Atheism- Theism – The Ontological argument for God

The ontological argument attempts to prove that a “maximally great being” must exist, that being God.

God is the greatest thing ever. Things that exist are greater than things that don’t. Therefore, God must exist.

Is existence better?

The argument asserts that non-existence is a flaw. Since God, by definition, has no flaws, he must exist. It’s better to exist than not exist.

That’s a rather peculiar way to look at the world. Are unicorns more flawed than horses?

Think of a webpage chocked full of text, images and more. It would be unreadable, unusable even. That’s why in web design, there is ‘white space’ around the elements of text and images there is white space. This non-existence or emptiness allows the page to be understood. Without such space the parts would all be crammed up against each other.

In Japanese art, this emptiness or negative space (Ma) is significant, even a part of the composition of the art.

Left panel of the Pine Trees screen (Shōrin-zu byōbu (松林図 屏風)) by Hasegawa Tōhaku. From Wikipedia

Non-existence is necessary, because space is room for motion to occur. Most of the cosmos is empty space, the atom is almost all empty space.. Therefore non-existence is critical for existence.

Another thought is non-existence of life is the building block of life—the matter of atoms and particles. So existence of life is born from non-existence of life. No empty space, no chemistry, no life.

In Buddhism, the boundless emptiness is what existence is. It’s the Idea of Non-Self or Anatman in Buddhism.

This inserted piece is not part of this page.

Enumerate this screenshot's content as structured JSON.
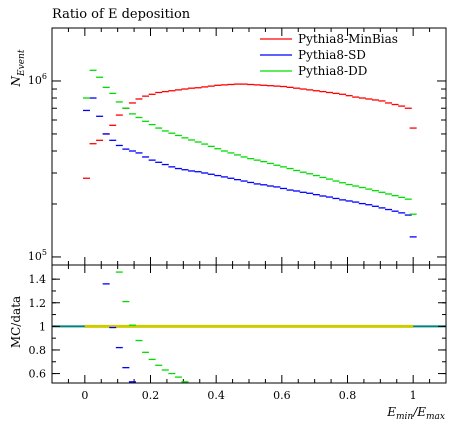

There is no intrinsic, fixed, perpetual self to existence—everything is in motion.

Limited by Thought

God is defined as that ‘which no greater can be conceived’

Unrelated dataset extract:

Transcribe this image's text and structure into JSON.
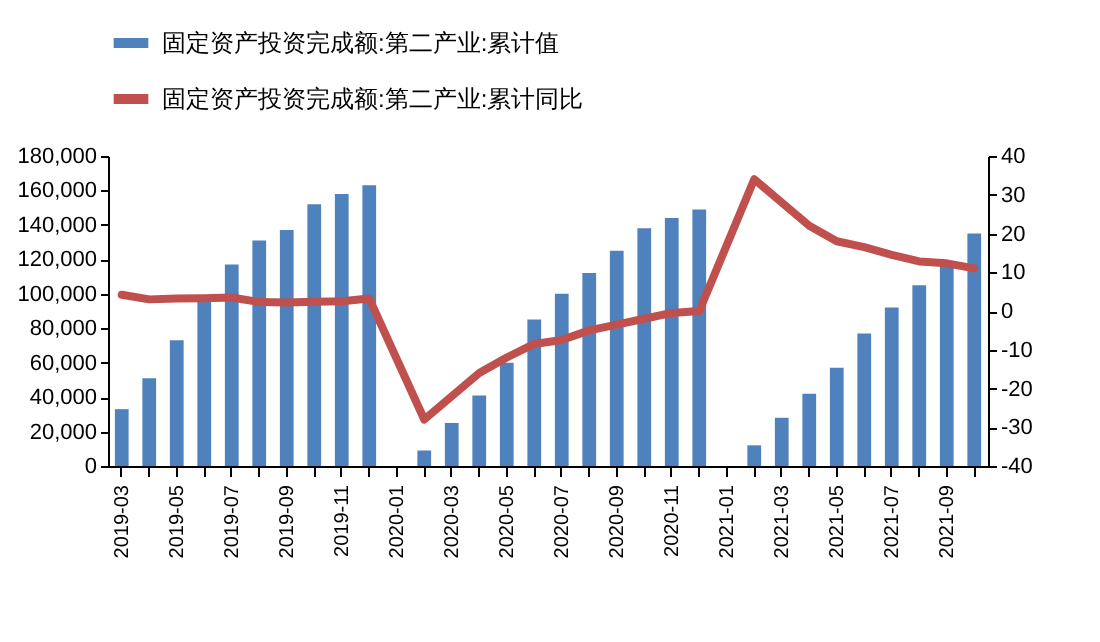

The oddity of the statement further suggests that God is the greatest thing we can think of.
But does this limit God to our thoughts? If I can’t be thought of, it doesn’t exist.
It suggests that God has limits, as our minds do. Showing that people create gods. Gods exist as we define God. It’s our creativity as it works here.


By drawing up boundaries (what something is and is not) and creating a concept or a being, we give existence to the imagination. Did atoms not exist prior to our idea of them? Viruses? Black Holes? Maybe they did, and it was ignorance on our part.

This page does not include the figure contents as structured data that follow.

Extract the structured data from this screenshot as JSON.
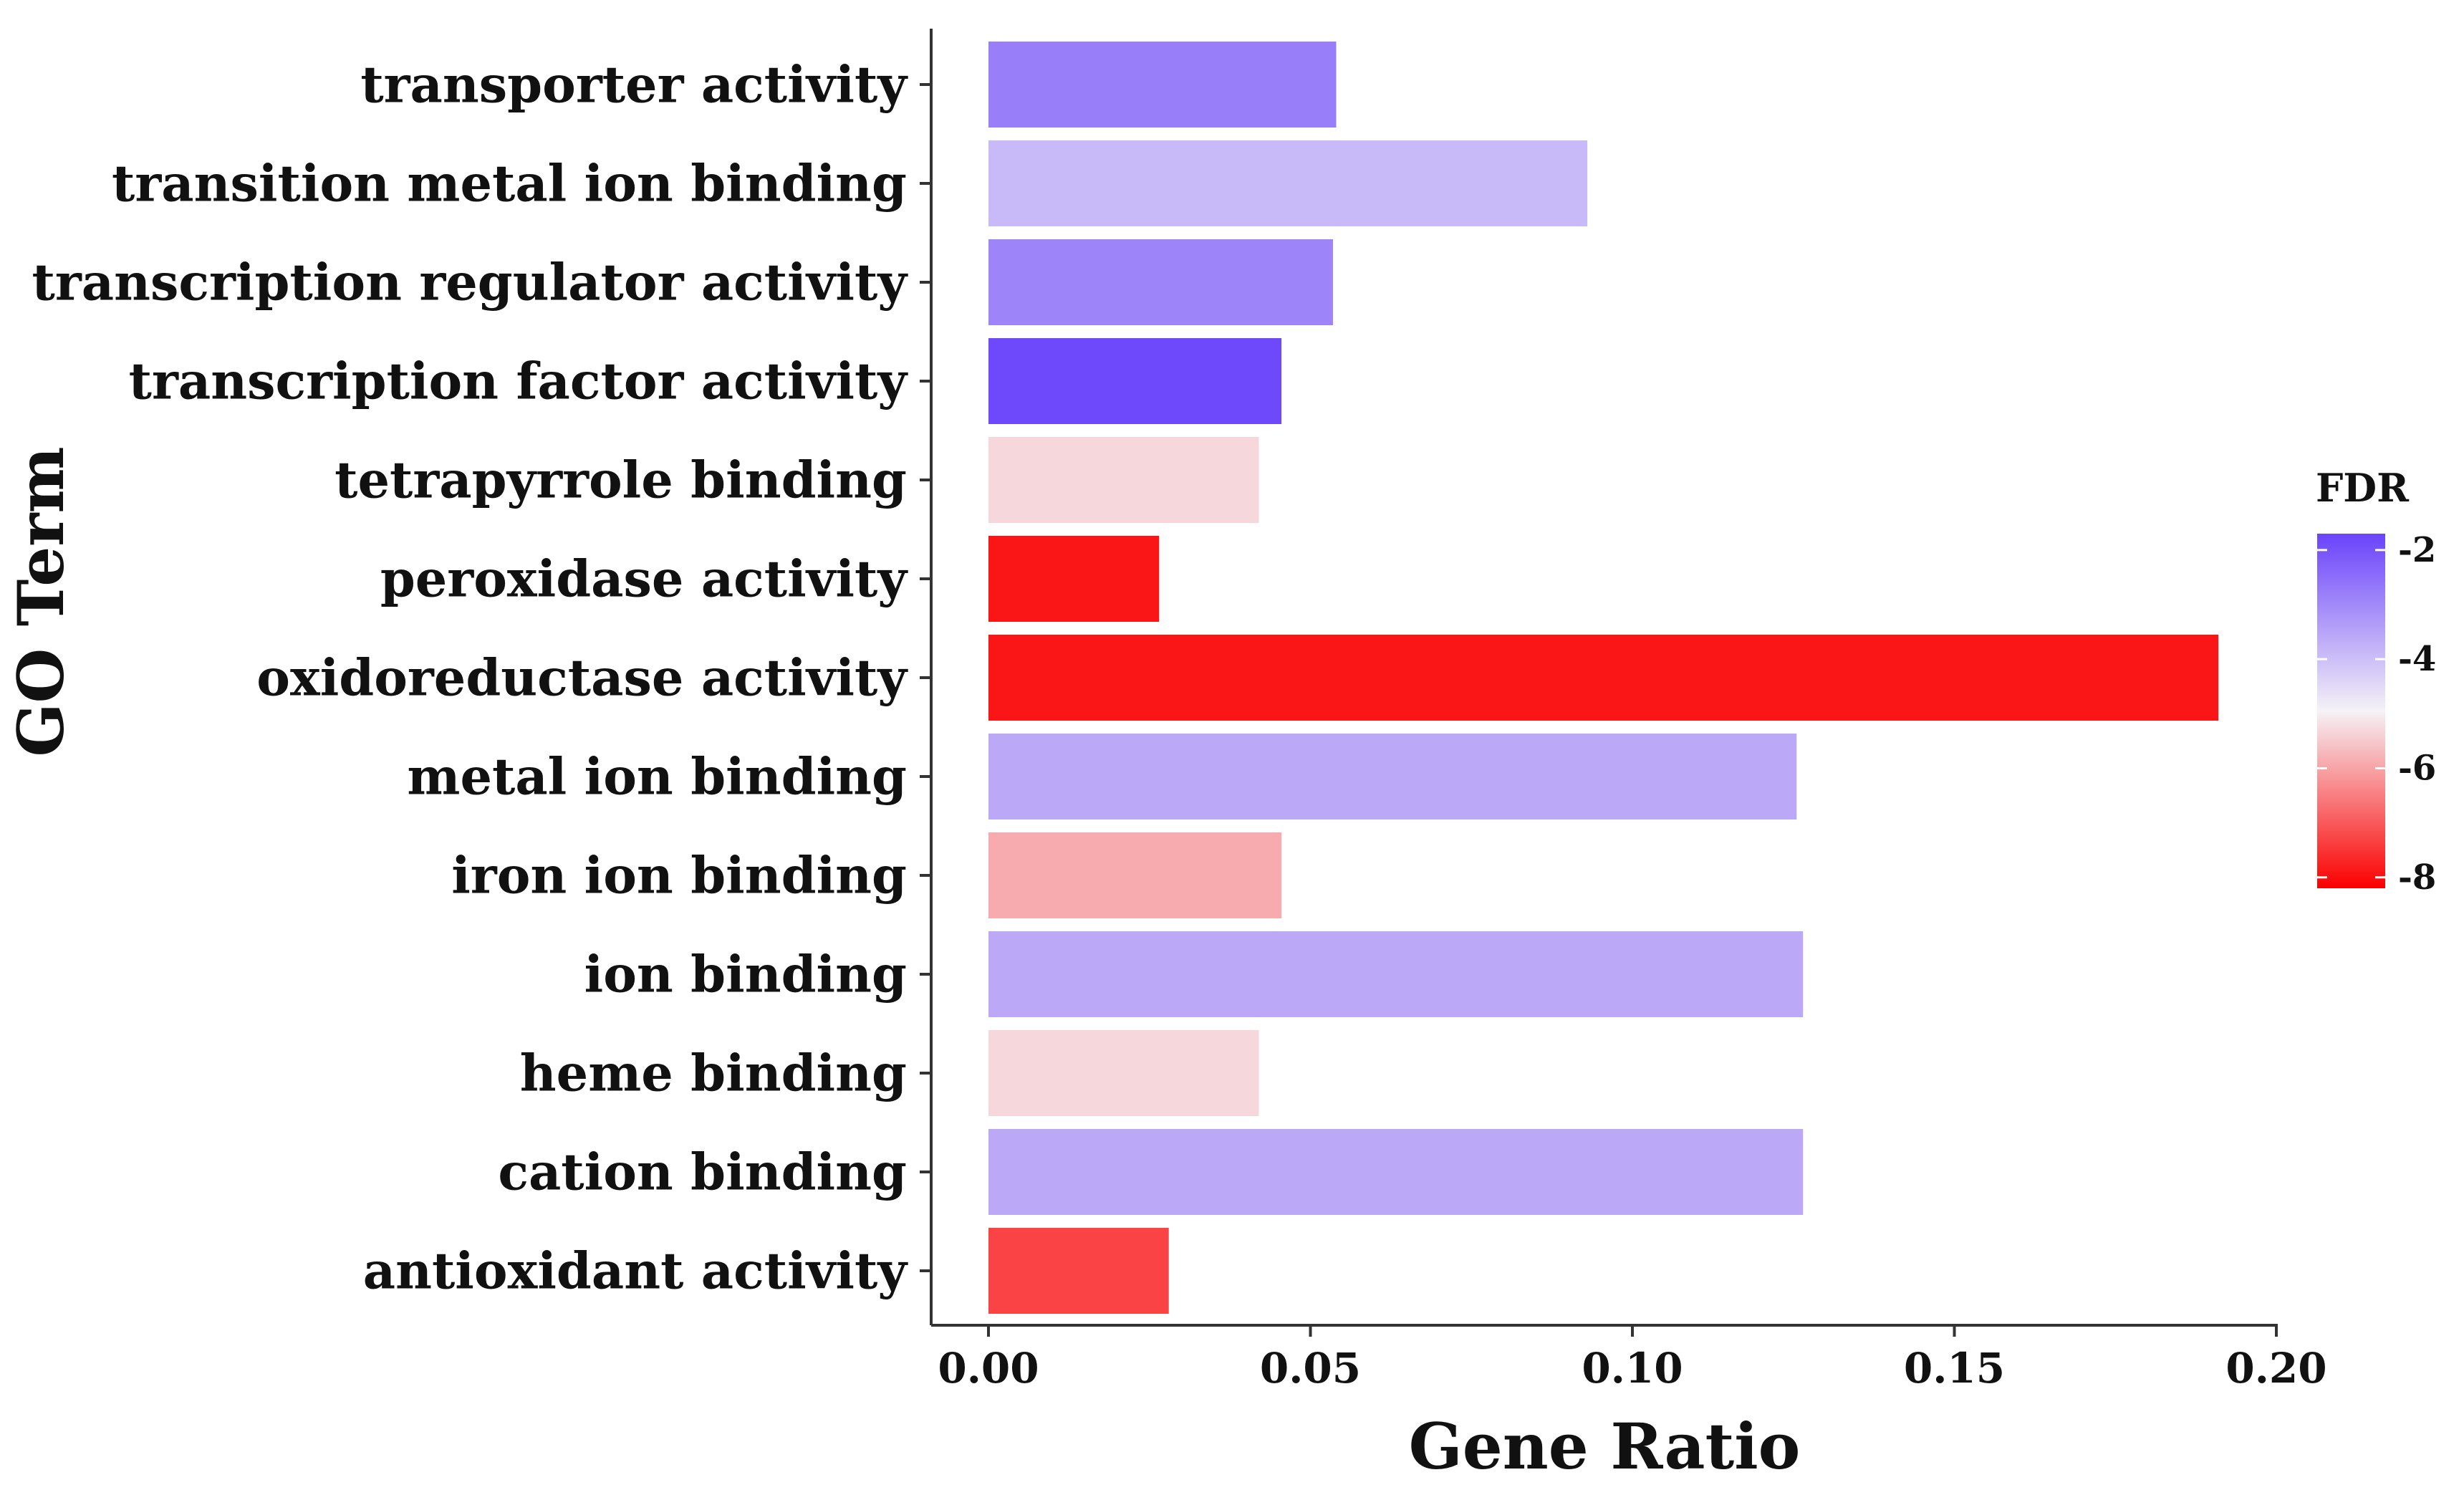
{
  "chart_data": {
    "type": "bar",
    "orientation": "horizontal",
    "title": "",
    "xlabel": "Gene Ratio",
    "ylabel": "GO Term",
    "xlim": [
      0,
      0.2
    ],
    "xticks": [
      0.0,
      0.05,
      0.1,
      0.15,
      0.2
    ],
    "xtick_labels": [
      "0.00",
      "0.05",
      "0.10",
      "0.15",
      "0.20"
    ],
    "categories": [
      "transporter activity",
      "transition metal ion binding",
      "transcription regulator activity",
      "transcription factor activity",
      "tetrapyrrole binding",
      "peroxidase activity",
      "oxidoreductase activity",
      "metal ion binding",
      "iron ion binding",
      "ion binding",
      "heme binding",
      "cation binding",
      "antioxidant activity"
    ],
    "values": [
      0.054,
      0.093,
      0.0535,
      0.0455,
      0.042,
      0.0265,
      0.191,
      0.1255,
      0.0455,
      0.1265,
      0.042,
      0.1265,
      0.028
    ],
    "fdr": [
      -2.8,
      -3.9,
      -2.9,
      -1.8,
      -5.3,
      -7.9,
      -7.9,
      -3.6,
      -5.9,
      -3.6,
      -5.3,
      -3.6,
      -7.3
    ],
    "legend": {
      "title": "FDR",
      "position": "right",
      "range": [
        -8.2,
        -1.7
      ],
      "ticks": [
        -2,
        -4,
        -6,
        -8
      ],
      "tick_labels": [
        "-2",
        "-4",
        "-6",
        "-8"
      ],
      "colors": {
        "high": "#6a43fb",
        "mid": "#f5f2f6",
        "low": "#fb0000"
      }
    },
    "grid": false
  }
}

The objection here is you can’t make existence predicated on defining things. The cosmos doesn’t fit itself to our ideas (or their absence); we fit our ideas to the cosmos. To merely state something exists or doesn’t does not make it so. To believe the cosmos bend itself to fit our knowledge or ignorance is to follow the fallacy of Hypostatisation.

Greatness?

God is imagined as maximally great at the thing we value and like, but what of the those things we don’t. What about negative features, things we don’t like, are they maximally incoherent, vague?

If not then it’s cherry picking feature, limiting god to what thing we find desirable, and therefore showing god to be man made, a way to assuage our insecurity. They way they use logic and reason means it’s always a slave to their neediness.

The greatest thing we can imagine, but are we imagining the God? God is often portrayed as mysterious beyond comprehension, beyond imagination, conceptual. So God is not maximally great because to be great is what we can’t conceive.